Nevertheless, Salem still pulled off some amazing stunts. He memorises a whole deck of cards in seconds, splits it in two, and is able to tell each of the two volunteers exactly what cards they are holding.
He is also able - merely by mental suggestion and the non-verbal communication in which he is an acknowledged world expert - to thwart the contestants in their ambition to pick a briefcase which holds the combination to a safe containing 20,000.
He also has a nice line in dry humour and performs many similar tricks to the more famous Derren Brown without the tedious self-glorification and showbiz hype of the latter. He can stop his own, and other people's, pulses apparently at will, move the hands on someone's watch without touching it, and predict the headline a punter will choose, apparently entirely randomly, from a newspaper.
But things went badly wrong when Simon, a cognitive therapist, volunteered to go on stage. There seemed to be an instant antipathy between the pair, perhaps because Salem gave the impression that he didn't have a particularly high regard for this branch of psychology. Simon seemed miffed, sullen and slow on the uptake. Unfortunately this was the moment when Salem chose to inject an element of danger into the proceedings.
"People sometimes say my show doesn't have enough edge," he confessed, and if you compare his tricks with the stunts of, say, David Blaine, you might think they have a point.
So Salem has a new trick up his sleeve - a sharp kitchen knife which the volunteer fits, blade upwards, into any one of three slots on a block of wood. The three slots are then covered with numbered styrofoam cups. Salem then repeatedly asks whether the knife is under cup 1, 2, or 3.

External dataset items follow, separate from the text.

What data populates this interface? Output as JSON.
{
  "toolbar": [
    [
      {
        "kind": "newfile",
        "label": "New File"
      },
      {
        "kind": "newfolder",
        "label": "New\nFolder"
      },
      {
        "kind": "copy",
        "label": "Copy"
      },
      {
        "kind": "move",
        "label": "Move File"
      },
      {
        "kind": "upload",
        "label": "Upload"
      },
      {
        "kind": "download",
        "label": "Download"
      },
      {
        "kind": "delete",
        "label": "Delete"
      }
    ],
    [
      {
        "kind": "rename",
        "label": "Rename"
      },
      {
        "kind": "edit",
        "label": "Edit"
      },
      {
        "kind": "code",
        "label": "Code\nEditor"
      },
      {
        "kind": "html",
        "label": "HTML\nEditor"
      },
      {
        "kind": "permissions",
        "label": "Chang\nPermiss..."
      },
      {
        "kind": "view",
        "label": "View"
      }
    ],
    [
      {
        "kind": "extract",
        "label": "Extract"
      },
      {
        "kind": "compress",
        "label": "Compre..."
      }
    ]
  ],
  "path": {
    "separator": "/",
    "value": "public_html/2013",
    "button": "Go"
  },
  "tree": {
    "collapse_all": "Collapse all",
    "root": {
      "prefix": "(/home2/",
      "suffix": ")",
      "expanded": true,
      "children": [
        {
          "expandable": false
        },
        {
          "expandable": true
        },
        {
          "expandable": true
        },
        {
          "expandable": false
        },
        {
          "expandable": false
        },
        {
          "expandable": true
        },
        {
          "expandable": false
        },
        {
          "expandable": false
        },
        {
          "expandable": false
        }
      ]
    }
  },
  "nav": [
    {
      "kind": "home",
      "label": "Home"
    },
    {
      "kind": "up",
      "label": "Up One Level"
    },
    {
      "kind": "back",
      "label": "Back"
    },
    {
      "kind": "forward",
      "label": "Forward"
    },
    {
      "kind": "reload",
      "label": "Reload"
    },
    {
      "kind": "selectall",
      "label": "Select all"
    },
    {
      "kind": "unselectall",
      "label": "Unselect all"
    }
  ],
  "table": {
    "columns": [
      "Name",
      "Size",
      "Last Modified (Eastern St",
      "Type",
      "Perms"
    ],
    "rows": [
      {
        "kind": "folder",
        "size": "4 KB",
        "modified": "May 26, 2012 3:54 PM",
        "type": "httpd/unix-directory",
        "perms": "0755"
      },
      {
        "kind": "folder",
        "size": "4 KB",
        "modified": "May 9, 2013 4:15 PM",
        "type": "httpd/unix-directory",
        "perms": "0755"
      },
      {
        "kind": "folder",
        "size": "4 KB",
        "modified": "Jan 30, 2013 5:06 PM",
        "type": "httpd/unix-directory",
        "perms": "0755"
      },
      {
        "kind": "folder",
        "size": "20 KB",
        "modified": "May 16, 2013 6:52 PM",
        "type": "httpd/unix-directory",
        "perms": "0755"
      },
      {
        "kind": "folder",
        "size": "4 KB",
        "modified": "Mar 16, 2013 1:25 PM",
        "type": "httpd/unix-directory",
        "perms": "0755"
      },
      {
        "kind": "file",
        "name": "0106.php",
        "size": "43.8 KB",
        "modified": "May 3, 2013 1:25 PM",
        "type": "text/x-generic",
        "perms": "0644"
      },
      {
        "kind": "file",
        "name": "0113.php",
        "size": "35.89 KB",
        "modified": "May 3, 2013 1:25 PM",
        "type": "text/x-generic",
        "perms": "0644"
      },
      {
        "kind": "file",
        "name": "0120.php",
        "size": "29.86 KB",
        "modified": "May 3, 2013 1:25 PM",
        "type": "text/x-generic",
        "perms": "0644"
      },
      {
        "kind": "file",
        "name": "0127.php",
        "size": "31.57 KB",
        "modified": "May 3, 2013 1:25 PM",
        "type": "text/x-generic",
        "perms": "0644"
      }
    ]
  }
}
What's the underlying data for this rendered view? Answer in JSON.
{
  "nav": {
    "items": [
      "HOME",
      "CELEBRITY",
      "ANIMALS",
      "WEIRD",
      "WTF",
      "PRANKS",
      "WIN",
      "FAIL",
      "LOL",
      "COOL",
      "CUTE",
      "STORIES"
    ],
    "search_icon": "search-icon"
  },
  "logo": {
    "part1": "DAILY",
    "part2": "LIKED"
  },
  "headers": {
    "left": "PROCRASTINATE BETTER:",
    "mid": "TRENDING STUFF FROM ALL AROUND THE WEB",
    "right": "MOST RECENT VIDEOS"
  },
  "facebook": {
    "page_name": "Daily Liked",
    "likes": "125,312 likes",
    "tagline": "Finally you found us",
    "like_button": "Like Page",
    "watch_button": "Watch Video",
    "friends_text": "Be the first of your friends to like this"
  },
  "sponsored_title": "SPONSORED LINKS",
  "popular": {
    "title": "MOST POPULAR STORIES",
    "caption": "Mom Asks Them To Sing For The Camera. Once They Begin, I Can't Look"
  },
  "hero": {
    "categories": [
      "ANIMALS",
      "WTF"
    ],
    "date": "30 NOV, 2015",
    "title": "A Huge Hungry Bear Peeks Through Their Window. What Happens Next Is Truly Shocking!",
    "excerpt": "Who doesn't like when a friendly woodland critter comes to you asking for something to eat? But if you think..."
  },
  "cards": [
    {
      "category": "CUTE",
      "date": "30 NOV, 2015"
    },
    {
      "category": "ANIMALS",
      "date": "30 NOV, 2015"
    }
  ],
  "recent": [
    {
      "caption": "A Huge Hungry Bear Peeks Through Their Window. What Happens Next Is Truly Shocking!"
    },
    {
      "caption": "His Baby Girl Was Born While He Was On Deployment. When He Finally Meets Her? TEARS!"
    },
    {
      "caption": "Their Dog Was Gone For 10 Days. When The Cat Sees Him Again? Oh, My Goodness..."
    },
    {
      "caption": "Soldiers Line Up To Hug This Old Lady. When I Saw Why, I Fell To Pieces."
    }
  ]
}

The volunteer has to answer "yes" in each case, but presumably our mentalist can deduce by manner of delivery and tone of voice which cup contains the knife. He then smashes the other two cups with his fist, before triumphantly revealing the knife underneath the third.
Only on this occasion it didn't work out like that. Cup one was satisfactorily crushed, but with the second, the Salem fist encountered cold sharp steel. Ouch! He took it bravely, went off stage and bandaged up his bleeding hand, then his producer came on and bandaged it up some more while a sweet young boy in the audience volunteered a plaster.
But suddenly the fun seemed to have gone out of the proceedings, and Salem's grand finale routine, which seemed downright miraculous the last time I saw it, lost its pace and point.
It all just proves, I suppose, that it's not always easy to read human minds, however skilled you are, especially if they have been out in the sun all day.
Nevertheless, I retain a high regard for Salem. Not only does his best work make the brain boggle, but he's also a trouper when things go wrong."